Researchers found high doses of the herb American ginseng over two months reduced cancer-related tiredness in patients more effectively than a placebo
Sixty per cent of the patients studied had breast cancer.
Each day, those taking part received a placebo or 2,000 milligrams of ginseng administered in capsules containing pure, ground American ginseng root.
Researcher Doctor Debra Barton, of the Mayo Clinic Cancer Centre in the United States, said: ‘Off-the-shelf ginseng is sometimes processed using ethanol, which can give it oestrogen-like properties that may be harmful to breast cancer patients.’
At four weeks, the pure ginseng provided only a slight improvement in fatigue symptoms.
However, at eight weeks, ginseng offered cancer patients significant improvement in general exhaustion – feelings of being ‘worn out,’ ‘fatigued,’ ‘sluggish,’ ‘run-down,’ or ‘tired’ – compared to the placebo group.
Dr Barton said: ‘After eight weeks, we saw a 20-point improvement in fatigue in cancer patients, measured on a 100-point, standardized fatigue scale.’
And she said the herb had no apparent side effects.
Ginseng has long been used in traditional Chinese medicine as a natural energy booster.
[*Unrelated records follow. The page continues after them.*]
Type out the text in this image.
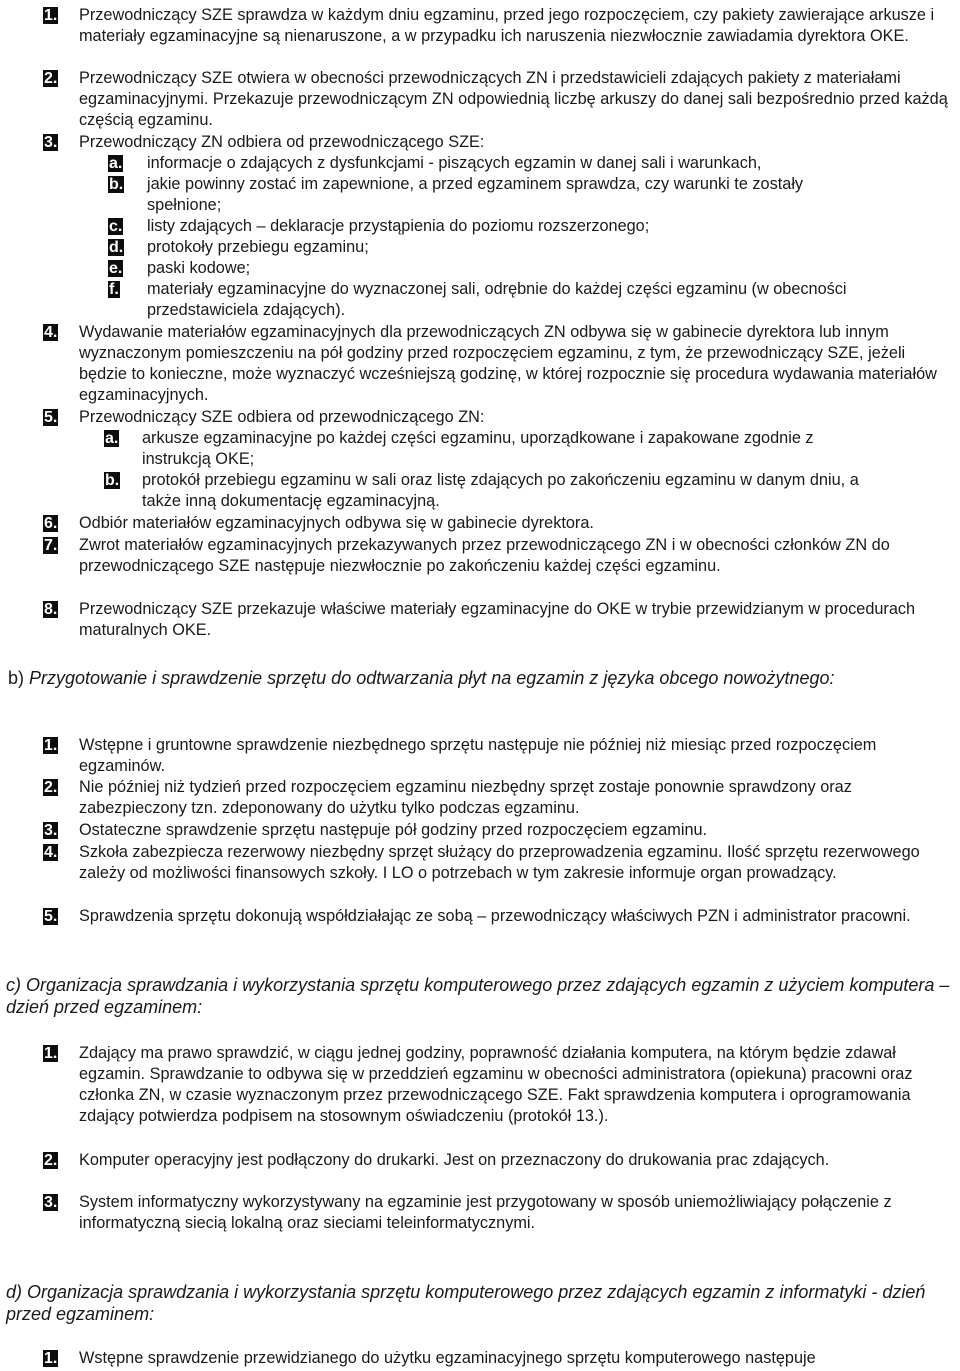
1. Przewodniczący SZE sprawdza w każdym dniu egzaminu, przed jego rozpoczęciem, czy pakiety zawierające arkusze i materiały egzaminacyjne są nienaruszone, a w przypadku ich naruszenia niezwłocznie zawiadamia dyrektora OKE.
2. Przewodniczący SZE otwiera w obecności przewodniczących ZN i przedstawicieli zdających pakiety z materiałami egzaminacyjnymi. Przekazuje przewodniczącym ZN odpowiednią liczbę arkuszy do danej sali bezpośrednio przed każdą częścią egzaminu.
3. Przewodniczący ZN odbiera od przewodniczącego SZE:
a. informacje o zdających z dysfunkcjami - piszących egzamin w danej sali i warunkach,
b. jakie powinny zostać im zapewnione, a przed egzaminem sprawdza, czy warunki te zostały spełnione;
c. listy zdających – deklaracje przystąpienia do poziomu rozszerzonego;
d. protokoły przebiegu egzaminu;
e. paski kodowe;
f. materiały egzaminacyjne do wyznaczonej sali, odrębnie do każdej części egzaminu (w obecności przedstawiciela zdających).
4. Wydawanie materiałów egzaminacyjnych dla przewodniczących ZN odbywa się w gabinecie dyrektora lub innym wyznaczonym pomieszczeniu na pół godziny przed rozpoczęciem egzaminu, z tym, że przewodniczący SZE, jeżeli będzie to konieczne, może wyznaczyć wcześniejszą godzinę, w której rozpocznie się procedura wydawania materiałów egzaminacyjnych.
5. Przewodniczący SZE odbiera od przewodniczącego ZN:
a. arkusze egzaminacyjne po każdej części egzaminu, uporządkowane i zapakowane zgodnie z instrukcją OKE;
b. protokół przebiegu egzaminu w sali oraz listę zdających po zakończeniu egzaminu w danym dniu, a także inną dokumentację egzaminacyjną.
6. Odbiór materiałów egzaminacyjnych odbywa się w gabinecie dyrektora.
7. Zwrot materiałów egzaminacyjnych przekazywanych przez przewodniczącego ZN i w obecności członków ZN do przewodniczącego SZE następuje niezwłocznie po zakończeniu każdej części egzaminu.
8. Przewodniczący SZE przekazuje właściwe materiały egzaminacyjne do OKE w trybie przewidzianym w procedurach maturalnych OKE.
b) Przygotowanie i sprawdzenie sprzętu do odtwarzania płyt na egzamin z języka obcego nowożytnego:
1. Wstępne i gruntowne sprawdzenie niezbędnego sprzętu następuje nie później niż miesiąc przed rozpoczęciem egzaminów.
2. Nie później niż tydzień przed rozpoczęciem egzaminu niezbędny sprzęt zostaje ponownie sprawdzony oraz zabezpieczony tzn. zdeponowany do użytku tylko podczas egzaminu.
3. Ostateczne sprawdzenie sprzętu następuje pół godziny przed rozpoczęciem egzaminu.
4. Szkoła zabezpiecza rezerwowy niezbędny sprzęt służący do przeprowadzenia egzaminu. Ilość sprzętu rezerwowego zależy od możliwości finansowych szkoły. I LO o potrzebach w tym zakresie informuje organ prowadzący.
5. Sprawdzenia sprzętu dokonują współdziałając ze sobą – przewodniczący właściwych PZN i administrator pracowni.
c) Organizacja sprawdzania i wykorzystania sprzętu komputerowego przez zdających egzamin z użyciem komputera – dzień przed egzaminem:
1. Zdający ma prawo sprawdzić, w ciągu jednej godziny, poprawność działania komputera, na którym będzie zdawał egzamin. Sprawdzanie to odbywa się w przeddzień egzaminu w obecności administratora (opiekuna) pracowni oraz członka ZN, w czasie wyznaczonym przez przewodniczącego SZE. Fakt sprawdzenia komputera i oprogramowania zdający potwierdza podpisem na stosownym oświadczeniu (protokół 13.).
2. Komputer operacyjny jest podłączony do drukarki. Jest on przeznaczony do drukowania prac zdających.
3. System informatyczny wykorzystywany na egzaminie jest przygotowany w sposób uniemożliwiający połączenie z informatyczną siecią lokalną oraz sieciami teleinformatycznymi.
d) Organizacja sprawdzania i wykorzystania sprzętu komputerowego przez zdających egzamin z informatyki - dzień przed egzaminem:
1. Wstępne sprawdzenie przewidzianego do użytku egzaminacyjnego sprzętu komputerowego następuje
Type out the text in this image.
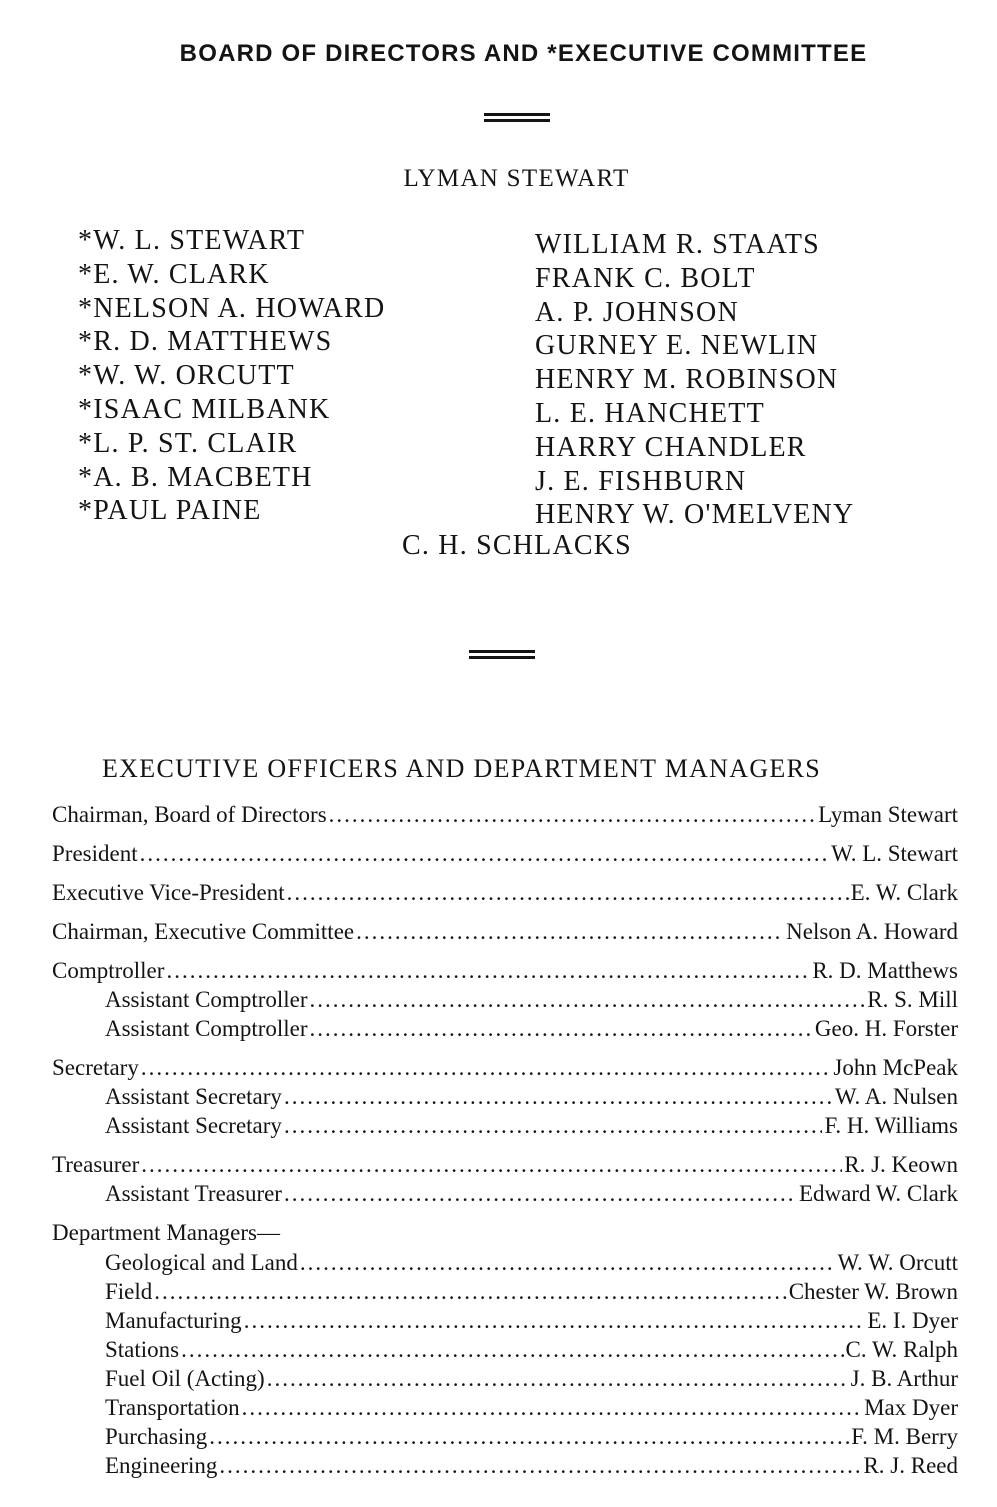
BOARD OF DIRECTORS AND *EXECUTIVE COMMITTEE
LYMAN STEWART
*W. L. STEWART
*E. W. CLARK
*NELSON A. HOWARD
*R. D. MATTHEWS
*W. W. ORCUTT
*ISAAC MILBANK
*L. P. ST. CLAIR
*A. B. MACBETH
*PAUL PAINE
WILLIAM R. STAATS
FRANK C. BOLT
A. P. JOHNSON
GURNEY E. NEWLIN
HENRY M. ROBINSON
L. E. HANCHETT
HARRY CHANDLER
J. E. FISHBURN
HENRY W. O'MELVENY
C. H. SCHLACKS
EXECUTIVE OFFICERS AND DEPARTMENT MANAGERS
Chairman, Board of Directors .....	Lyman Stewart
President .....	W. L. Stewart
Executive Vice-President .....	E. W. Clark
Chairman, Executive Committee .....	Nelson A. Howard
Comptroller .....	R. D. Matthews
Assistant Comptroller .....	R. S. Mill
Assistant Comptroller .....	Geo. H. Forster
Secretary .....	John McPeak
Assistant Secretary .....	W. A. Nulsen
Assistant Secretary .....	F. H. Williams
Treasurer .....	R. J. Keown
Assistant Treasurer .....	Edward W. Clark
Department Managers—
Geological and Land .....	W. W. Orcutt
Field .....	Chester W. Brown
Manufacturing .....	E. I. Dyer
Stations .....	C. W. Ralph
Fuel Oil (Acting) .....	J. B. Arthur
Transportation .....	Max Dyer
Purchasing .....	F. M. Berry
Engineering .....	R. J. Reed
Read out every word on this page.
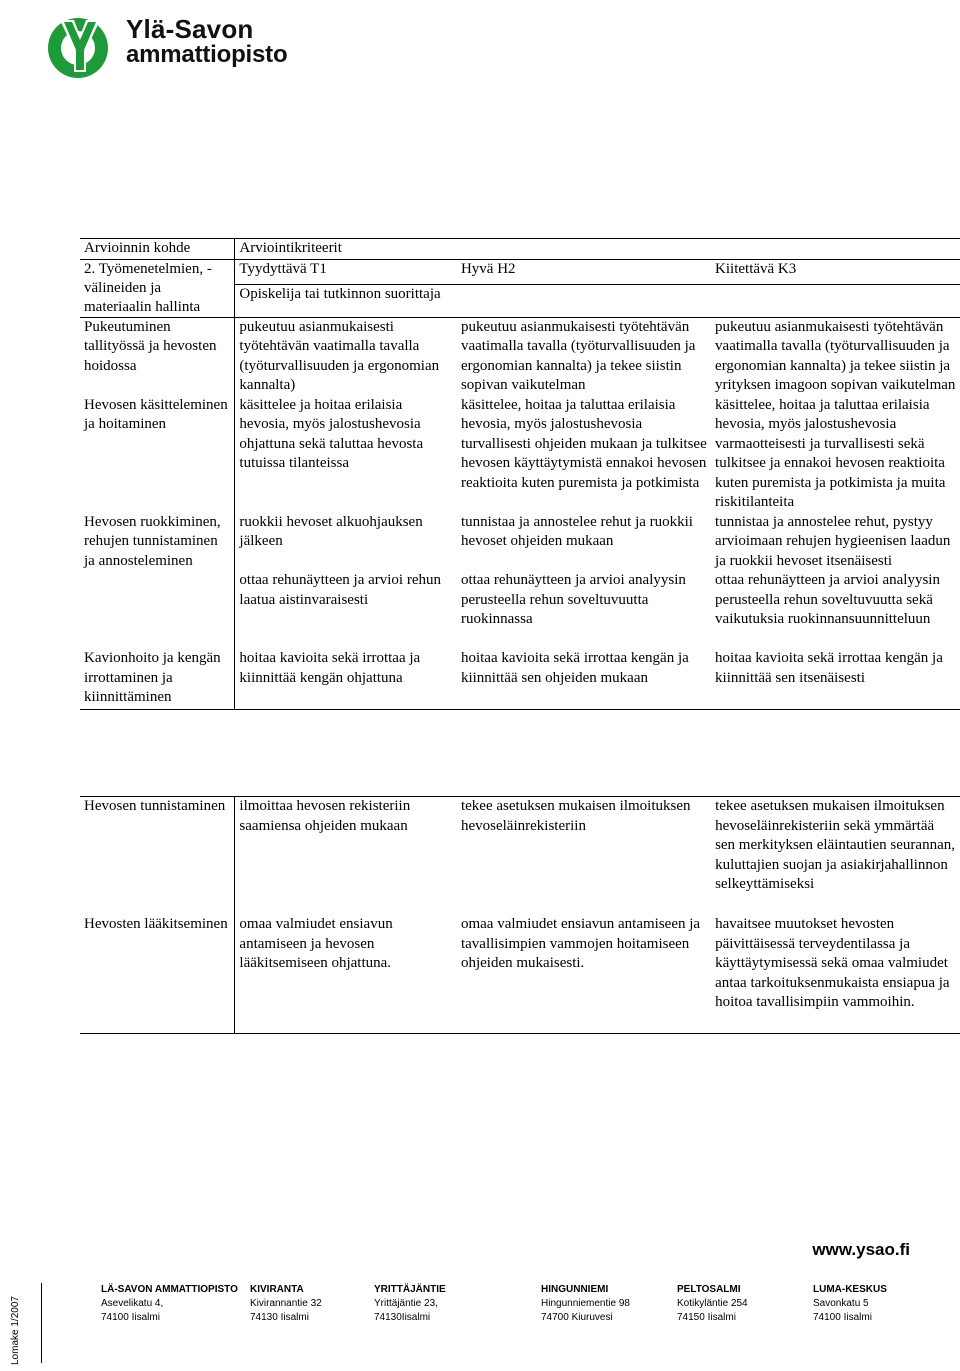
Ylä-Savon
ammattiopisto
Arvioinnin kohde	Arviointikriteerit		
2. Työmenetelmien, -välineiden ja materiaalin hallinta	Tyydyttävä T1	Hyvä H2	Kiitettävä K3
	Opiskelija tai tutkinnon suorittaja		
Pukeutuminen tallityössä ja hevosten hoidossa	pukeutuu asianmukaisesti työtehtävän vaatimalla tavalla (työturvallisuuden ja ergonomian kannalta)	pukeutuu asianmukaisesti työtehtävän vaatimalla tavalla (työturvallisuuden ja ergonomian kannalta) ja tekee siistin sopivan vaikutelman	pukeutuu asianmukaisesti työtehtävän vaatimalla tavalla (työturvallisuuden ja ergonomian kannalta) ja tekee siistin ja yrityksen imagoon sopivan vaikutelman
Hevosen käsitteleminen ja hoitaminen	käsittelee ja hoitaa erilaisia hevosia, myös jalostushevosia ohjattuna sekä taluttaa hevosta tutuissa tilanteissa	käsittelee, hoitaa ja taluttaa erilaisia hevosia, myös jalostushevosia turvallisesti ohjeiden mukaan ja tulkitsee hevosen käyttäytymistä ennakoi hevosen reaktioita kuten puremista ja potkimista	käsittelee, hoitaa ja taluttaa erilaisia hevosia, myös jalostushevosia varmaotteisesti ja turvallisesti sekä tulkitsee ja ennakoi hevosen reaktioita kuten puremista ja potkimista ja muita riskitilanteita
Hevosen ruokkiminen, rehujen tunnistaminen ja annosteleminen	ruokkii hevoset alkuohjauksen jälkeen	tunnistaa ja annostelee rehut ja ruokkii hevoset ohjeiden mukaan	tunnistaa ja annostelee rehut, pystyy arvioimaan rehujen hygieenisen laadun ja ruokkii hevoset itsenäisesti
	ottaa rehunäytteen ja arvioi rehun laatua aistinvaraisesti	ottaa rehunäytteen ja arvioi analyysin perusteella rehun soveltuvuutta ruokinnassa	ottaa rehunäytteen ja arvioi analyysin perusteella rehun soveltuvuutta sekä vaikutuksia ruokinnansuunnitteluun
Kavionhoito ja kengän irrottaminen ja kiinnittäminen	hoitaa kavioita sekä irrottaa ja kiinnittää kengän ohjattuna	hoitaa kavioita sekä irrottaa kengän ja kiinnittää sen ohjeiden mukaan	hoitaa kavioita sekä irrottaa kengän ja kiinnittää sen itsenäisesti
Hevosen tunnistaminen	ilmoittaa hevosen rekisteriin saamiensa ohjeiden mukaan	tekee asetuksen mukaisen ilmoituksen hevoseläinrekisteriin	tekee asetuksen mukaisen ilmoituksen hevoseläinrekisteriin sekä ymmärtää sen merkityksen eläintautien seurannan, kuluttajien suojan ja asiakirjahallinnon selkeyttämiseksi
Hevosten lääkitseminen	omaa valmiudet ensiavun antamiseen ja hevosen lääkitsemiseen ohjattuna.	omaa valmiudet ensiavun antamiseen ja tavallisimpien vammojen hoitamiseen ohjeiden mukaisesti.	havaitsee muutokset hevosten päivittäisessä terveydentilassa ja käyttäytymisessä sekä omaa valmiudet antaa tarkoituksenmukaista ensiapua ja hoitoa tavallisimpiin vammoihin.
www.ysao.fi
Lomake 1/2007
LÄ-SAVON AMMATTIOPISTO
Asevelikatu 4,
74100 Iisalmi
KIVIRANTA
Kivirannantie 32
74130 Iisalmi
YRITTÄJÄNTIE
Yrittäjäntie 23,
74130Iisalmi
HINGUNNIEMI
Hingunniementie 98
74700 Kiuruvesi
PELTOSALMI
Kotikyläntie 254
74150 Iisalmi
LUMA-KESKUS
Savonkatu 5
74100 Iisalmi
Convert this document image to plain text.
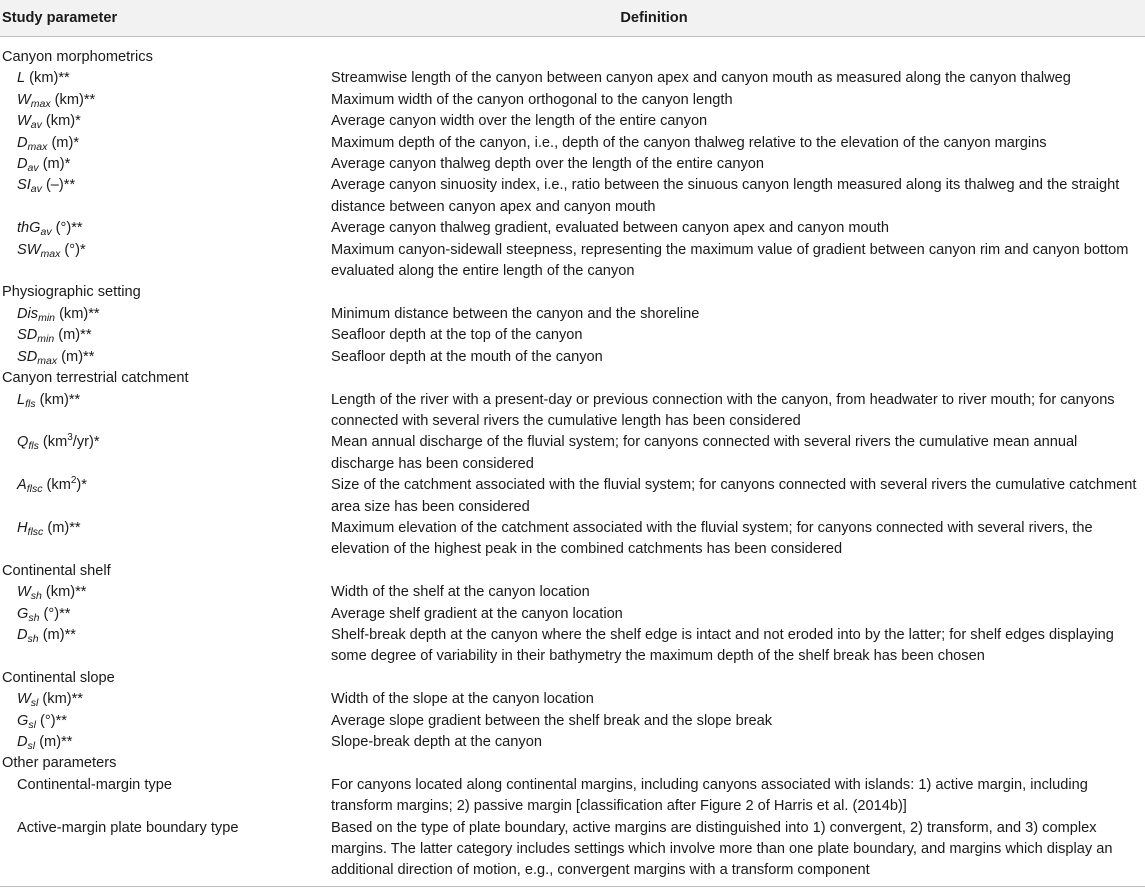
Study parameter	Definition
Canyon morphometrics	
L (km)**	Streamwise length of the canyon between canyon apex and canyon mouth as measured along the canyon thalweg
$W_{max}$ (km)**	Maximum width of the canyon orthogonal to the canyon length
$W_{av}$ (km)*	Average canyon width over the length of the entire canyon
$D_{max}$ (m)*	Maximum depth of the canyon, i.e., depth of the canyon thalweg relative to the elevation of the canyon margins
$D_{av}$ (m)*	Average canyon thalweg depth over the length of the entire canyon
$SI_{av}$ (–)**	Average canyon sinuosity index, i.e., ratio between the sinuous canyon length measured along its thalweg and the straight distance between canyon apex and canyon mouth
thG$_{av}$ (°)**	Average canyon thalweg gradient, evaluated between canyon apex and canyon mouth
$SW_{max}$ (°)*	Maximum canyon-sidewall steepness, representing the maximum value of gradient between canyon rim and canyon bottom evaluated along the entire length of the canyon
Physiographic setting	
Dis$_{min}$ (km)**	Minimum distance between the canyon and the shoreline
$SD_{min}$ (m)**	Seafloor depth at the top of the canyon
$SD_{max}$ (m)**	Seafloor depth at the mouth of the canyon
Canyon terrestrial catchment	
$L_{fls}$ (km)**	Length of the river with a present-day or previous connection with the canyon, from headwater to river mouth; for canyons connected with several rivers the cumulative length has been considered
$Q_{fls}$ $(km^3/yr)*$	Mean annual discharge of the fluvial system; for canyons connected with several rivers the cumulative mean annual discharge has been considered
$A_{flsc}$ $(km^2)*$	Size of the catchment associated with the fluvial system; for canyons connected with several rivers the cumulative catchment area size has been considered
$H_{flsc}$ (m)**	Maximum elevation of the catchment associated with the fluvial system; for canyons connected with several rivers, the elevation of the highest peak in the combined catchments has been considered
Continental shelf	
$W_{sh}$ (km)**	Width of the shelf at the canyon location
$G_{sh}$ (°)**	Average shelf gradient at the canyon location
$D_{sh}$ (m)**	Shelf-break depth at the canyon where the shelf edge is intact and not eroded into by the latter; for shelf edges displaying some degree of variability in their bathymetry the maximum depth of the shelf break has been chosen
Continental slope	
$W_{sl}$ (km)**	Width of the slope at the canyon location
$G_{sl}$ (°)**	Average slope gradient between the shelf break and the slope break
$D_{sl}$ (m)**	Slope-break depth at the canyon
Other parameters	
Continental-margin type	For canyons located along continental margins, including canyons associated with islands: 1) active margin, including transform margins; 2) passive margin [classification after Figure 2 of Harris et al. (2014b)]
Active-margin plate boundary type	Based on the type of plate boundary, active margins are distinguished into 1) convergent, 2) transform, and 3) complex margins. The latter category includes settings which involve more than one plate boundary, and margins which display an additional direction of motion, e.g., convergent margins with a transform component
Until this study, its effects had not been tested extensively against the debilitating fatigue that occurs in up to 90 per cent of cancer patients.
Fatigue in cancer patients has been linked to an increase in the immune system’s inflammatory cytokines as well as poorly regulated levels of the stress-hormone cortisol.
Ginseng’s active ingredients, called ginsenosides, have been shown in animal studies to reduce cytokines related to inflammation and help regulate cortisol levels.
Dr Barton’s next study is to look closely at ginseng’s effects on the specific biomarkers for fatigue.
She added: ‘Cancer is a prolonged chronic stress experience and the effects can last 10 years beyond diagnosis and treatment.
‘If we can help the body be better modulated throughout treatment with the use of ginseng, we may be able to prevent severe long-term fatigue.’
The findings were due to be presented at the American Society of Clinical Oncology’s annual meeting.